Ci sono moltissime recensioni sul web dell'illuminante libro del pediatra Lucio Piermarini, Io mi svezzo da solo. In questo libro Piermarini offre a genitori e operatori un messaggio molto semplice: lasciate fare ai bambini, date loro fiducia, tutti imparano a mangiare, tutti. 

Tutti abbiamo imparato a camminare e a parlare, e a nessuno è mai venuto in mente di dire: "hai 9 mesi, da oggi basta gattonare, si cammina!" oppure "hai 15 mesi, da oggi in poi dovrai parlare!", ma semplicemente ognuno di noi, attraverso un processo naturale e personalissimo, ha acquisito gradualmente queste abilità e le ha fatte proprie. 

Ecco la proposta illuminante di Piermarini: lasciare che i bambini siano liberi di sperimentare e di gestire il passaggio dall'alimentazione al seno all'alimentazione libera. Così come abbiamo allattato a richiesta, così offriremo un'alimentazione complementare a richiesta,  dando ai nostri bambini ciò che c'è nel nostro piatto. 

Bella scoperta! Sono certa che per millenni l'uomo abbia 'svezzato' in questo modo i suoi cuccioli. Infatti sono recentissimi l'introduzione e l'abuso degli alimenti speciali per l'infanzia, dalla metà del secolo scorso circa in poi. 
Ma prima come avveniva il passaggio all'alimentazione libera? Sicuramente attraverso piccoli assaggi sempre più consistenti delle pietanze presenti in tavola, in aggiunta ovviamente al seno di mamma. 

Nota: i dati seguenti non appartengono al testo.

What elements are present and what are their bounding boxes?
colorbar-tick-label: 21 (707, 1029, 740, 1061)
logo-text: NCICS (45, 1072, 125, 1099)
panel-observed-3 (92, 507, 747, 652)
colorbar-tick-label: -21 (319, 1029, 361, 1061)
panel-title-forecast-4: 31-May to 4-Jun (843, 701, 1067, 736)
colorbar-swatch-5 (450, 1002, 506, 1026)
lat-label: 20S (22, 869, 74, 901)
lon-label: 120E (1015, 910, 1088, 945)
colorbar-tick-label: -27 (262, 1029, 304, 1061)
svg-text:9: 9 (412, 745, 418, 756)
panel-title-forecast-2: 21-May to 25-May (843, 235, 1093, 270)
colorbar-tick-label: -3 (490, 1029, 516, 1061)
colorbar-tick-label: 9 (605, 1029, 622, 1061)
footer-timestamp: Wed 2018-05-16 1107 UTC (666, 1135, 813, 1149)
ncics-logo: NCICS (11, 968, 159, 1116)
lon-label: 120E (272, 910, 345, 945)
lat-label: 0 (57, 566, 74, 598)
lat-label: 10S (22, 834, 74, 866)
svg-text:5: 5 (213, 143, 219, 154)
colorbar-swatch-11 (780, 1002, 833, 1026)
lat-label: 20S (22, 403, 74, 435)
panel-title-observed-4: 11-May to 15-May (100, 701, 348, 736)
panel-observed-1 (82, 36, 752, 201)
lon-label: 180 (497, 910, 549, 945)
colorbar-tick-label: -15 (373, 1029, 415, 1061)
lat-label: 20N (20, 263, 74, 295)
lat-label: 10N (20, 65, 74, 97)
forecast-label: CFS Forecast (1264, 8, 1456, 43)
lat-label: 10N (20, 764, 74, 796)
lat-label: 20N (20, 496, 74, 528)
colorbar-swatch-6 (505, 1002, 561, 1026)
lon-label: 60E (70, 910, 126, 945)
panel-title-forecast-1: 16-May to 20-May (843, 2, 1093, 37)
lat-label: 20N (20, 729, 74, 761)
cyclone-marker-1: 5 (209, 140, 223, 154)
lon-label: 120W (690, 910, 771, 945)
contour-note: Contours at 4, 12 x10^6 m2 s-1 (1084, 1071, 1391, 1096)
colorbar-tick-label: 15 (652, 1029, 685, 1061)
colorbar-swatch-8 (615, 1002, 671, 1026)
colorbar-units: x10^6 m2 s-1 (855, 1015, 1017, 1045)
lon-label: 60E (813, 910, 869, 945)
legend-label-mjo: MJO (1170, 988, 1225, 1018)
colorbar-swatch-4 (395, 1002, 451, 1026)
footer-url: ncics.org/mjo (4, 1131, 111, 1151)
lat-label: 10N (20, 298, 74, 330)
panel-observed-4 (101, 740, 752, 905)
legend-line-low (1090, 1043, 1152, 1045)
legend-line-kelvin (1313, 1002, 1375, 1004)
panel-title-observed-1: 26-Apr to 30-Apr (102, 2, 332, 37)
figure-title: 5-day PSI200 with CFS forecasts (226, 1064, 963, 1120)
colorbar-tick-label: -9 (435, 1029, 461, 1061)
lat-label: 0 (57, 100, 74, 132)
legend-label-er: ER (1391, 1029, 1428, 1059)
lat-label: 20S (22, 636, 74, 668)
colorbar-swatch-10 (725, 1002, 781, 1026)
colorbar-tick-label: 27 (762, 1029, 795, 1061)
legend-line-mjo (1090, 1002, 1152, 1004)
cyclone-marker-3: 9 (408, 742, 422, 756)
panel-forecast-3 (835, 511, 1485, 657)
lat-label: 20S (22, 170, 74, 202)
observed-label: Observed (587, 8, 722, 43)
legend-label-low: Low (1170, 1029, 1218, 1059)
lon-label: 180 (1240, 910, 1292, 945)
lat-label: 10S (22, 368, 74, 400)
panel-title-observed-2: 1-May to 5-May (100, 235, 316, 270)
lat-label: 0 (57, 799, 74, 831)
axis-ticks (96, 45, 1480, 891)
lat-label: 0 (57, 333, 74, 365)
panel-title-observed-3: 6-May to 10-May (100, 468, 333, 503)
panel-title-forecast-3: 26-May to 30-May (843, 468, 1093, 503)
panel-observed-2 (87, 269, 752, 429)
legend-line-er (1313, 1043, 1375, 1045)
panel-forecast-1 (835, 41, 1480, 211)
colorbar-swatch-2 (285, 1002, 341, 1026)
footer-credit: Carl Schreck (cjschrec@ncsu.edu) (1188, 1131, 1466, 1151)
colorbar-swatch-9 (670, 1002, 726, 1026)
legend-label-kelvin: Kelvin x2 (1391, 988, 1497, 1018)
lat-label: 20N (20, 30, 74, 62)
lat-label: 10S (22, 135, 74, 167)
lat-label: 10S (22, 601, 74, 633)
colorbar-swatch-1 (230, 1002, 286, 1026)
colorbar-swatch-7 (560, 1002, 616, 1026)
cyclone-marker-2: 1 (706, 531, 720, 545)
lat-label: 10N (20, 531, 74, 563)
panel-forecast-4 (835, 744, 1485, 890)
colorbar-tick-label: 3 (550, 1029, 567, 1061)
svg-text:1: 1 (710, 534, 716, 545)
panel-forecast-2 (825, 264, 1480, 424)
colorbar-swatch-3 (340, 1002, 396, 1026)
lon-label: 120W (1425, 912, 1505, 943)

Certo offrire ciò che c'è in tavola ci pone una bella responsabilità: è sana ed equilibrata la nostra alimentazione? L'inizio dello svezzamento diventa quindi una buona occasione per rivedere il nostro stile di vita a tavola e nel caso in cui non lo fosse già, per indirizzarci verso un'alimentazione il più naturale, sana ed equilibrata possibile.

Tra la teoria e la pratica di tutti i giorni c'è una certa discrepanza, per cui personalmente sto operando in due modi. Emma è sempre a tavola con noi all'ora dei pasti e quasi sempre assaggia ciò che stiamo mangiando noi, ovviamente schiacciato con la forchetta o ridotto in minuscoli pezzettini. Se invece in tavola c'è qualcosa che proprio non è proponibile, preparo un pasto ad hoc per lei e congelo ciò che avanza in piccole porzioni (bicchierini da liquore) per l'occorrenza. 

Ecco in ordine sparso ciò che Emma ha semplicemente assaggiato o decisamente mangiato fin'ora:
zucchine, carote, riso e pappa di riso (ottenuta facendo cuocere a lungo il riso), zucca, passato di verdura mista, brodo di zuppa di legumi, taralli, piselli, lenticchie, mela, pesca, melone, cetriolo, cipolla, fico, albicocca.